A testa bassa appare un universo perfettamente reale ma rivoltato: un Metaverso si direbbe oggi e la macchina diventa uno strumento d’indagine come lo stetoscopio, come i raggi X, come il telescopio per Galileo Galilei o il microscopio olandese del 1590…
Ogni scatto, ogni fotografia diventa una selezione dell’intero, della totalità della visione oculare: si scoprono cose NON invisibili ma NON GUARDATE…scriveva Le Corbusier su “L’Esprit Nouveau “Les Yeux q’on voit pas” gli occhi che non vedono più.

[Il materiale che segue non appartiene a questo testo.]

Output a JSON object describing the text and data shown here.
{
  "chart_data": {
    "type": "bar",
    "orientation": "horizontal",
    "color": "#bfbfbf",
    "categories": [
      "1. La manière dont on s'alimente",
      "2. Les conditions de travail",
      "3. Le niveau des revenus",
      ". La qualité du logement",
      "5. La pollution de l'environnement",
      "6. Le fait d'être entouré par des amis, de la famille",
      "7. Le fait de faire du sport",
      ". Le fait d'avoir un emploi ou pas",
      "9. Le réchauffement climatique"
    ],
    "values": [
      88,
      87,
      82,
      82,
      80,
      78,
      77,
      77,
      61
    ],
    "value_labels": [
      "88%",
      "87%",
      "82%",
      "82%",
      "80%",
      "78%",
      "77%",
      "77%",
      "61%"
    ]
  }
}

Guardando le foto di Paolo e in special modo i densi bianconero di Roma Barocca (1966) e dell’insuperabile Borromini (1967) si riesce a comprendere quanto abbia giocato la macchina fotografica (in questo tipo di nuova indagine accoppiata a una ricerca culturale e scientifica di altissimo livello, alla comprensione di fenomeni architettonici e stilistici “dati per dato” e, in alcuni casi, addirittura in disgrazia. E questo vale per il Barocco, per il Rococò, per l’Art Nouveau, per l’arte Topiaria, per il Razionalismo Italiano virato purtroppo in Stile razionale con tutti i difetti del “cappotto rivoltato” in tempi di guerra…
Portoghesi ha il grande merito di avere radunato e “guardato” finalmente tante pecorelle smarrite riportandole nell’ovile di tanti libri e tante foto alle quali ho l’orgoglio di avere dato il mio contributo in amicizia e comunanza di idee.
La passione per il Ticinese Borromini
La sua indubbia passione per Francesco Borromini arriva – nelle foto – ad una sorta di Transfert freudiano che gli permette lo smontaggio del meccanismo progettuale del Ticinese, ai ripensamenti bene evidenziati nei disegni superstiti all’Albertina di Vienna, allo scoprimento di segnali a doppio senso … una mano nevrotica, ipocondriaca, misantropa e forse misogina che come in una TAC viene salvata nelle foto di Paolo. Si svela un personaggio poco diplomatico che osa scrivere al Cardinale Camillo Pamphili
“…E se le dette cose appariranno al perfetto giudizio di Vostra Eminenza spropositi, ne incolpi sé medesimo in havere domandato parere ad uno spropositato come son’io”
e così si gioca il lavoro per il Casino del Bel Respiro a Villa Pamphilj che passerà ad Alessandro Algardi.
Un uomo, il Borromini, alla perenne ricerca della Luce e dei suoi effetti sulle membrature e le sinuose cornici proprio forse per le tenebre della sua mente…Luce negata che in una notte d’agosto lo porterà, per rabbia, a suicidarsi gettandosi sulla propria spada.
Il Bianco e Nero vero colore dell’Architettura
In questa chiave e in questa mostra l’Architetto/Fotografo Paolo Portoghesi dà il meglio di sé in settanta immagini di un burrascoso ma solare Bianco e Nero: il vero colore dell’Architettura. Sono la storia di un metodo, una lezione di stile. Si dimentica Henri Cartier-Bresson e il mito della Leica inventata da Oskar Barnack, si dimenticano i magici colori africani di Bruce Chatwin e i quattro granulosi fotogrammi salvati della Contax di Robert Capa nello sbarco in Normandia: un altro mondo…
Ma assolutamente per ragioni affettive mie e sicuramente di Paolo non posso (non possiamo) dimenticare due signori tedeschi Paul Franke e Reinhold Heidecke, una sorta di Gatto e Volpe della fotografia, che nel 1920 tagliano a metà una macchina stereo Heidoscop a tre obiettivi, buttano via quello centrale e girano in verticale gli altri due creando la gloriosa prima Rolleiflex...nient’altro che una migrazione degli occhi. Appunto, come nella sogliola.
E sarà proprio una Rollei la prima macchina di Paolo.
[1] Autore di Alice nel Paese delle meraviglie.